Impact of endothelial cells on 3D cultured smooth muscle cells in a biomimetic hydrogel.

For the development of vascular tissue engineering, the impact of endothelial cells (ECs) on smooth muscle cell (SMC) spreading, proliferation, and differentiation is explored in the current study using a coculture model. In this coculture model, SMCs were encapsulated in a biomimetic hydrogel based on methacrylated dextran-graft-lysine (Dex-MA-LA) and methacrylamide-modified gelatin (Gel-MA), and exposed to a monolayer of ECs. With EC coculture, SMC proliferation in 3D hydrogel was promoted at initial period, and the formation of denser cellular networks was enhanced.
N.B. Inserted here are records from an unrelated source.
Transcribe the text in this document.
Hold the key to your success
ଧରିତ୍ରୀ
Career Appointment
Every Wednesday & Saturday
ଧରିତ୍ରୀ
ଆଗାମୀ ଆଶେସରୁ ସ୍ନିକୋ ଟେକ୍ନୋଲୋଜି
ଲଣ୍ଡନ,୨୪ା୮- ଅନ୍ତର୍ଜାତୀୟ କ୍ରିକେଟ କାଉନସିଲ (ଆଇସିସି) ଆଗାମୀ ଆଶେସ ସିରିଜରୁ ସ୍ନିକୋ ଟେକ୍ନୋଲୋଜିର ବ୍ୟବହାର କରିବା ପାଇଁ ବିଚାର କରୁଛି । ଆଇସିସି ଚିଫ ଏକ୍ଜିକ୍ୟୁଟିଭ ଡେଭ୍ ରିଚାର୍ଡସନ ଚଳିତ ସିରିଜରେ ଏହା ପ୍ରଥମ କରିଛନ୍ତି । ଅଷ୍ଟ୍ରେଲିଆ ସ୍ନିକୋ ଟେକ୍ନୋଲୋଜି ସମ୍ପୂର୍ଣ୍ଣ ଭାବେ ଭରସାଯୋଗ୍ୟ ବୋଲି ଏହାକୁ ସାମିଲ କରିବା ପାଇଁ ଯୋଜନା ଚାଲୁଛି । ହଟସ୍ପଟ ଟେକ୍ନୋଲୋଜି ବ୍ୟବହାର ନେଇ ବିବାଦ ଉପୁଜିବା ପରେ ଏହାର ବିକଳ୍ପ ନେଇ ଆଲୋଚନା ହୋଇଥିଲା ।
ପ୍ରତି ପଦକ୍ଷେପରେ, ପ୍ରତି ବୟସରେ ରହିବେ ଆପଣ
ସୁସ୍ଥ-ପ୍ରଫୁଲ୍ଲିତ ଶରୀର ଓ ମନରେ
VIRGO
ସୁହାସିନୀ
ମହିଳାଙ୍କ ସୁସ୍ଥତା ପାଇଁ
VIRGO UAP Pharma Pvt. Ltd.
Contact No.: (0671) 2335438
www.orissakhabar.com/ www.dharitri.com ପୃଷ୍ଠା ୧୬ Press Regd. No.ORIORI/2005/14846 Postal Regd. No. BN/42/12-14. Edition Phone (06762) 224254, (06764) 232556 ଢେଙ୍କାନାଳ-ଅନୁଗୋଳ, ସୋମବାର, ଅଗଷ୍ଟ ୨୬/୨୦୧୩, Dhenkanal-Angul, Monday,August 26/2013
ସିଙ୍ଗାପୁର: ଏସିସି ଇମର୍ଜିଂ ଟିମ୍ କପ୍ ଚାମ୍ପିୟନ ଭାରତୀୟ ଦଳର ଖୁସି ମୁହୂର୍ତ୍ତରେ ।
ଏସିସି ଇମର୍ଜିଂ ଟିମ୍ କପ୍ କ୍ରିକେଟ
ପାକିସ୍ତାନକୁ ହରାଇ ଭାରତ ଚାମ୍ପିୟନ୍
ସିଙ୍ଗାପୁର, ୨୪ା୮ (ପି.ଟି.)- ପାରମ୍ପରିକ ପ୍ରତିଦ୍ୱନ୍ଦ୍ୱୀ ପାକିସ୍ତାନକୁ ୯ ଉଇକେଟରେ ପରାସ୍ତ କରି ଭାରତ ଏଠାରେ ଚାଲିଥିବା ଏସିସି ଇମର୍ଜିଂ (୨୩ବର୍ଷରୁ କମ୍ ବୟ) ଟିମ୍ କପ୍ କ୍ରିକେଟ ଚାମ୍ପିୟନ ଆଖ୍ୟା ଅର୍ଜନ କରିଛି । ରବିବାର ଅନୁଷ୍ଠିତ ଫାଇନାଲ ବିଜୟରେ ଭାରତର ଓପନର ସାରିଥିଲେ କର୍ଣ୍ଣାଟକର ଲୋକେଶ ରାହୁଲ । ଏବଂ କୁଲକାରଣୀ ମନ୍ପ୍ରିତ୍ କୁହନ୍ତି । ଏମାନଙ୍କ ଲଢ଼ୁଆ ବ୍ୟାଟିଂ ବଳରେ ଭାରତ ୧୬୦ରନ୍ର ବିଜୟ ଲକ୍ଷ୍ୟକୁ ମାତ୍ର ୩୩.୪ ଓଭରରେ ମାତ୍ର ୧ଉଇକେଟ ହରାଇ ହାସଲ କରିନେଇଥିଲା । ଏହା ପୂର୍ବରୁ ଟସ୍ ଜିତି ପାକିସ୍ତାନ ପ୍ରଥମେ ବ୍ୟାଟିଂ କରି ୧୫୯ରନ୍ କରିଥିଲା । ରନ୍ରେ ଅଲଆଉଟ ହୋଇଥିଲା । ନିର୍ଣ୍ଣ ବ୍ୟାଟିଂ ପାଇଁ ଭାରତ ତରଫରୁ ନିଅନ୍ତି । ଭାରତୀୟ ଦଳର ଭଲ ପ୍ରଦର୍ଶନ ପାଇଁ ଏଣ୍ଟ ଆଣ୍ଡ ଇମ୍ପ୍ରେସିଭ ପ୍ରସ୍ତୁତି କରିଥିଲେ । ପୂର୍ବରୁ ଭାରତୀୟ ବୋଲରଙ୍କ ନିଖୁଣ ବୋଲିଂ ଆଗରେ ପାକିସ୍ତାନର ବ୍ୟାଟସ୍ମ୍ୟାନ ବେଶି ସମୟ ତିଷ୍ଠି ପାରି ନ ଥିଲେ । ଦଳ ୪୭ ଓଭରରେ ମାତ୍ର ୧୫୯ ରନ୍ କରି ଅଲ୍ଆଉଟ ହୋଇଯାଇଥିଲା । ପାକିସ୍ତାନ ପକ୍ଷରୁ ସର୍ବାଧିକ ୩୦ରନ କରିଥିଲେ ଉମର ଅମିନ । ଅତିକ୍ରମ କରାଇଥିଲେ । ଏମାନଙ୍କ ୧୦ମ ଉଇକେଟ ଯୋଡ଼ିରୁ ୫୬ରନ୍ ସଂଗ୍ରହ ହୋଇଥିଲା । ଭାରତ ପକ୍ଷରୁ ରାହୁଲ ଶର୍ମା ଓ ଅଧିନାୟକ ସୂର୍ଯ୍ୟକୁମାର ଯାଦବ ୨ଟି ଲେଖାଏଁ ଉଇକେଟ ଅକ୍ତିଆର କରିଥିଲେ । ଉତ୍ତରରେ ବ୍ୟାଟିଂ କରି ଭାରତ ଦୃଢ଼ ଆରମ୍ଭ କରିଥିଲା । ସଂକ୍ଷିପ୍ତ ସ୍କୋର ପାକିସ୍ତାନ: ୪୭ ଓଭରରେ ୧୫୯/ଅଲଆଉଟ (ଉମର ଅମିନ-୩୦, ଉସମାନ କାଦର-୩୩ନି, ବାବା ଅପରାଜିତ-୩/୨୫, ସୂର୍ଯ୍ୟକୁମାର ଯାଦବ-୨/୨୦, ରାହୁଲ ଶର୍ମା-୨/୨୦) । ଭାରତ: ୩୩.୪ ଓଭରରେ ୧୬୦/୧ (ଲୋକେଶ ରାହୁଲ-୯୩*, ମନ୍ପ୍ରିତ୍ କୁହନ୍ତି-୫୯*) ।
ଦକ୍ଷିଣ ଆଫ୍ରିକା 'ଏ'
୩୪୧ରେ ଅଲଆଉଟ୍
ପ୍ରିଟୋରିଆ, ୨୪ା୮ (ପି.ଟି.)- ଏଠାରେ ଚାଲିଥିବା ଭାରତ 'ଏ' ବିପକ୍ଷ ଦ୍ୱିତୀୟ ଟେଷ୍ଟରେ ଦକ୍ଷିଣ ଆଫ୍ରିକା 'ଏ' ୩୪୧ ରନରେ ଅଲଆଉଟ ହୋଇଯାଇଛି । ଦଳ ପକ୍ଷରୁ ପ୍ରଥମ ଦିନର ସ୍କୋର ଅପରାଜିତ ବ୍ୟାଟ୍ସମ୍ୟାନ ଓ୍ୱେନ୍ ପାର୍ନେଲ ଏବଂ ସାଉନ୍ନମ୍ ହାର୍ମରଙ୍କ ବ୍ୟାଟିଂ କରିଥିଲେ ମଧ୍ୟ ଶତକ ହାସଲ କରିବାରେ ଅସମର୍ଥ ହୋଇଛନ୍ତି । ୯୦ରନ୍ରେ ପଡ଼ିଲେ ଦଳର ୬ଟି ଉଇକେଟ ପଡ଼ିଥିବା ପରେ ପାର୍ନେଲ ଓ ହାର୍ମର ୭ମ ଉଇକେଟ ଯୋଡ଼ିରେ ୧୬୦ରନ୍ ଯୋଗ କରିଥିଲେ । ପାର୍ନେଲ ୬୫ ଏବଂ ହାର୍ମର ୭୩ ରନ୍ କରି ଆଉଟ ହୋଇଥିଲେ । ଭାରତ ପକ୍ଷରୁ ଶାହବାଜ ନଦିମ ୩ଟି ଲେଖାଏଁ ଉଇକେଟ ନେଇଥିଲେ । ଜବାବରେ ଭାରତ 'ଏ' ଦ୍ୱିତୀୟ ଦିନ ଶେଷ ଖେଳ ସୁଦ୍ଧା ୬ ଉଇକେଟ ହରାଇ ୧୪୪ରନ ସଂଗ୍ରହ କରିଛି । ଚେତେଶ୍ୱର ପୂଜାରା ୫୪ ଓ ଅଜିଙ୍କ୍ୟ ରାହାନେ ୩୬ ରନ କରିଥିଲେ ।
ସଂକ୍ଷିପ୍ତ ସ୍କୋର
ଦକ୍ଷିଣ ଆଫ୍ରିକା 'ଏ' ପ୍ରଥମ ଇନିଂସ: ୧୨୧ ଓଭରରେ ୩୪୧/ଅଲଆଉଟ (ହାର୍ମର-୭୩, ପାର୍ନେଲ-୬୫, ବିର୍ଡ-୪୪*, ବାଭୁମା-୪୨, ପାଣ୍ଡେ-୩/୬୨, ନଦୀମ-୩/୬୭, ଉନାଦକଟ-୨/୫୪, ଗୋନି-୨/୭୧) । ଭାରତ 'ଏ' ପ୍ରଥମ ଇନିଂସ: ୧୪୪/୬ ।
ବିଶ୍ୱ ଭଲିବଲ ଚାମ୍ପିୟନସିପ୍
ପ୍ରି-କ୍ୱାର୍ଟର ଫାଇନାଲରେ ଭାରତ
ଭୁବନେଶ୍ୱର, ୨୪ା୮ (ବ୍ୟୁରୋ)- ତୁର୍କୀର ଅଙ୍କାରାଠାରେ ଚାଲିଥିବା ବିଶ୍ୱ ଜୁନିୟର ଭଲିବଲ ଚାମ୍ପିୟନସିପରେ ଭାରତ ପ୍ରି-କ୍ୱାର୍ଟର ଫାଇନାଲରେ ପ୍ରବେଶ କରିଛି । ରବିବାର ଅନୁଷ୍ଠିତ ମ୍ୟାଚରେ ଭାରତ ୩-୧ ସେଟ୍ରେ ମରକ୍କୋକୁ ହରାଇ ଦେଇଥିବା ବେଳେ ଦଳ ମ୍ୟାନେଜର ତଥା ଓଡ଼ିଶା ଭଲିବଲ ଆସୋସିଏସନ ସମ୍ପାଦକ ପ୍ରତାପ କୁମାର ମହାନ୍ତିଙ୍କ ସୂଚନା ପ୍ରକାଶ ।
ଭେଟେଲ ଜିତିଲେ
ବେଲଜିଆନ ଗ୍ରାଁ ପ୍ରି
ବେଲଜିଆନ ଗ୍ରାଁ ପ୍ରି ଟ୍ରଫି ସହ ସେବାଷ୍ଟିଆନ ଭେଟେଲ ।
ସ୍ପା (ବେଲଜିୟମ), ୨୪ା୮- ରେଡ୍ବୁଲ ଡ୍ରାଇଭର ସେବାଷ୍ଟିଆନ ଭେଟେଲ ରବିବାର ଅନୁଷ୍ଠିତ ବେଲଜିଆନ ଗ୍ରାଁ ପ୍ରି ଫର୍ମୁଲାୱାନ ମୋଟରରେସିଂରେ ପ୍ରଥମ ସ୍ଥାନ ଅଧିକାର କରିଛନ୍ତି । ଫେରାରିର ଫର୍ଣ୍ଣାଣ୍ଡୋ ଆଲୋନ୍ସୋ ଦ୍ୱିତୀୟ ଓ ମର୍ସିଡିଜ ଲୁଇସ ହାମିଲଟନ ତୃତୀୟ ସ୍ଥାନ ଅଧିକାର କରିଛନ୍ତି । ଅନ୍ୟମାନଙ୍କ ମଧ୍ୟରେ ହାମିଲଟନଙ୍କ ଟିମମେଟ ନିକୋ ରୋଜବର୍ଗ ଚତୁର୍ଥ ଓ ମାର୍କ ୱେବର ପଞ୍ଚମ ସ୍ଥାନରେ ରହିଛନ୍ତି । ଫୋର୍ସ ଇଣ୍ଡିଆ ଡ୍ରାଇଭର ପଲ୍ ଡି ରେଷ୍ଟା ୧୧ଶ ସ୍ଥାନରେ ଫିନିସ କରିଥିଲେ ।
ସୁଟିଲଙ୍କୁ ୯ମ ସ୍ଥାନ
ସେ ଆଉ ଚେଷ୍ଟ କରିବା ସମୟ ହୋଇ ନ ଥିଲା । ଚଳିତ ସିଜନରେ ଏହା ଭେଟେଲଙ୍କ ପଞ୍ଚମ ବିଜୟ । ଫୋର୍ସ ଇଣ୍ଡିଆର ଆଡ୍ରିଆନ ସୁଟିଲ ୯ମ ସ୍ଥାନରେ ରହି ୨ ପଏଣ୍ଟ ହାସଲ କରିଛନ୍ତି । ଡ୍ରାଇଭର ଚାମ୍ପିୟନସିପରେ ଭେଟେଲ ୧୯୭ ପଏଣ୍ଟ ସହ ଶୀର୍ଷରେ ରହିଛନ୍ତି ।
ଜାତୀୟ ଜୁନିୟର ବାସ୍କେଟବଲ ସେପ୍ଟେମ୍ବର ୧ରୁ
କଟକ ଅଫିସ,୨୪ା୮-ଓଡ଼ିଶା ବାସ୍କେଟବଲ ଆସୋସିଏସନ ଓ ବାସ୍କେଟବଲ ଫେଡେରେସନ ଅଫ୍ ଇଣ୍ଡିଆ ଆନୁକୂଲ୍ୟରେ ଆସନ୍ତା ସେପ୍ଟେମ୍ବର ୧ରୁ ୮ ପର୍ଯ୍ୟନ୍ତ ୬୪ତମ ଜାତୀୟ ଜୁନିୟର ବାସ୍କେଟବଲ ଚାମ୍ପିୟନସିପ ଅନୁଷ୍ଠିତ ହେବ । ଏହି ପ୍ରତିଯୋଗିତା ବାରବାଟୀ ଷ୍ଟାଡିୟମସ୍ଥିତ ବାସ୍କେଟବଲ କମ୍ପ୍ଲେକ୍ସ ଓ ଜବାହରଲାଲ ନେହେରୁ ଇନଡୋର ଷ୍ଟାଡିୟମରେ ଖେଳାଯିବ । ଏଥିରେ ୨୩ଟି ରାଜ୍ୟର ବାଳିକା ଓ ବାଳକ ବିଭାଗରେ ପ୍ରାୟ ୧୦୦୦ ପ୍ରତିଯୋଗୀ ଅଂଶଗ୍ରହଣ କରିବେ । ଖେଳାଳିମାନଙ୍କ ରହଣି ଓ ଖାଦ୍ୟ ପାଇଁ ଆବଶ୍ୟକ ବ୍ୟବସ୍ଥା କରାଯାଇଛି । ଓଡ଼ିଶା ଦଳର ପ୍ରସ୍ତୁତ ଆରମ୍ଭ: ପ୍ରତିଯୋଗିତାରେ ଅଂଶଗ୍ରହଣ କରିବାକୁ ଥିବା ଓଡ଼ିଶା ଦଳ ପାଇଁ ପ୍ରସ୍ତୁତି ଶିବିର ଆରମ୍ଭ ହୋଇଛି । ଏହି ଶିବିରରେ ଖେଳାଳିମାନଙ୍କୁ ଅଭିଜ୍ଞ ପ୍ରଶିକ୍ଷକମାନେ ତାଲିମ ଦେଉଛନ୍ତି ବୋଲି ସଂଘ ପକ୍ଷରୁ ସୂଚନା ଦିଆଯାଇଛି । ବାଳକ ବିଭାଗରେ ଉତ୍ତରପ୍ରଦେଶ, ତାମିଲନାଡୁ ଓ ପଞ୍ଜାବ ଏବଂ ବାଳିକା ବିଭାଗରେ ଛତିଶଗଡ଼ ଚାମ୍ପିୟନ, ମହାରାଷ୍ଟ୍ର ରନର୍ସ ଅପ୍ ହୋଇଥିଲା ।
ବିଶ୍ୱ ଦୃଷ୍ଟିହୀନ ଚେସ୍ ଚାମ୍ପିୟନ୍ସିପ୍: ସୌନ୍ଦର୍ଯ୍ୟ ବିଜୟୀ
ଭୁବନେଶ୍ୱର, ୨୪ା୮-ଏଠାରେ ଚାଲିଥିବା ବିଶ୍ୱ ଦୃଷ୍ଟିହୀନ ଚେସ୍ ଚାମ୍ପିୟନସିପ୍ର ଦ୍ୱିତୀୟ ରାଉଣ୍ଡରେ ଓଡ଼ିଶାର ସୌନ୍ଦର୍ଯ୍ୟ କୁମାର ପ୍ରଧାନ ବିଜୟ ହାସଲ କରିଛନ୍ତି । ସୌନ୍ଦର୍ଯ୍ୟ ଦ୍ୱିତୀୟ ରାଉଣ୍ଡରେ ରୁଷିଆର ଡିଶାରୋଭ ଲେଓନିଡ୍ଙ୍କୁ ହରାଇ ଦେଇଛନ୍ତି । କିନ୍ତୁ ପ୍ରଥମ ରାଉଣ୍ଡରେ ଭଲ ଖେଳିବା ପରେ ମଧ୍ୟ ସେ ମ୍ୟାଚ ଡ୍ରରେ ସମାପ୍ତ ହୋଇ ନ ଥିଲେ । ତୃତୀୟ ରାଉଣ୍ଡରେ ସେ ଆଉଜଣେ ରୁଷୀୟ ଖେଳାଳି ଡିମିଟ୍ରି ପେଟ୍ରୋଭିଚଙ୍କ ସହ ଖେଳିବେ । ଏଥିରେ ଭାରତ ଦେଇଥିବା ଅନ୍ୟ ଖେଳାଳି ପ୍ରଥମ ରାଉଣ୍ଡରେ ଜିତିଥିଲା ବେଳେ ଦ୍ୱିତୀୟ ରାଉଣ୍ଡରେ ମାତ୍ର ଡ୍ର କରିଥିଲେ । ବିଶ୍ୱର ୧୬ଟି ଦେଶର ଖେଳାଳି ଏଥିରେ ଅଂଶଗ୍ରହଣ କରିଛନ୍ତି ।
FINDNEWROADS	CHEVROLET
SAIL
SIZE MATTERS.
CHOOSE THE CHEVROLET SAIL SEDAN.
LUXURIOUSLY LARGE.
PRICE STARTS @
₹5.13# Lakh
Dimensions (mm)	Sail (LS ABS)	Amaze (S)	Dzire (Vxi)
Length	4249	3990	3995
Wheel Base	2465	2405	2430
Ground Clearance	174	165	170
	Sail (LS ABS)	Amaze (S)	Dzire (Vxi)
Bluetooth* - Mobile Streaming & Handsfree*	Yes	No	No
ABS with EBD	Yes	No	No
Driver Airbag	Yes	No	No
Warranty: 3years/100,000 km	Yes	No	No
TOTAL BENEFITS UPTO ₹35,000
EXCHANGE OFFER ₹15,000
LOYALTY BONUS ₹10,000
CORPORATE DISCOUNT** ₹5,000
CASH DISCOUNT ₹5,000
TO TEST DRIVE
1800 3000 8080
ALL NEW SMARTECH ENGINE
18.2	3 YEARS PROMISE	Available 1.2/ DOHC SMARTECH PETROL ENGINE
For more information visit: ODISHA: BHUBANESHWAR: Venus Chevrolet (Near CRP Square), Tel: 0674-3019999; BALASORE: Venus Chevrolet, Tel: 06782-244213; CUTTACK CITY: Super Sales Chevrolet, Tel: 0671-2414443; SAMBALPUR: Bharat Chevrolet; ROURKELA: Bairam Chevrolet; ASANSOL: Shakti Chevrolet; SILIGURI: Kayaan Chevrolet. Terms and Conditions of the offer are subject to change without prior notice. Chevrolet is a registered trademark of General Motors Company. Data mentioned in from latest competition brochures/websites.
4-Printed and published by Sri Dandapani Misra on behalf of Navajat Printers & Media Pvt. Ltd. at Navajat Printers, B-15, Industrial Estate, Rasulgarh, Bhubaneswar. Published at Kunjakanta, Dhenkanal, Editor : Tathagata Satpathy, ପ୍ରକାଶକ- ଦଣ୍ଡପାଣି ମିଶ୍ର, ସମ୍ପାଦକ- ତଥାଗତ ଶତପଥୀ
ECs dynamically modulated SMC phenotype by promoting a more contractile SMC phenotype initially (on day 2), indicated by the upregulated expression of contractile genes α-actin, calponin, smooth muscle-myosin heavy chain (SM-MHC), and smoothelin; however, the onset of maximum expressions was delayed by ECs. Full differentiation of SMCs was not obtained even with EC coculture. Higher level of platelet-derived growth factor (PDGF)-BB and latent transforming growth factor (TGF)-β1 were detected in medium of coculture. These biochemical cues together with the physical cue of tensional force within cellular networks may be responsible for the dynamic modulation of SMC phenotype in coculture. Synthesis of elastin was promoted by ECs at transcriptional level. The formation of denser cellular networks and synthesis of elastin suggest that coculture with ECs is a potential method to construct functional vessel media layer in vitro.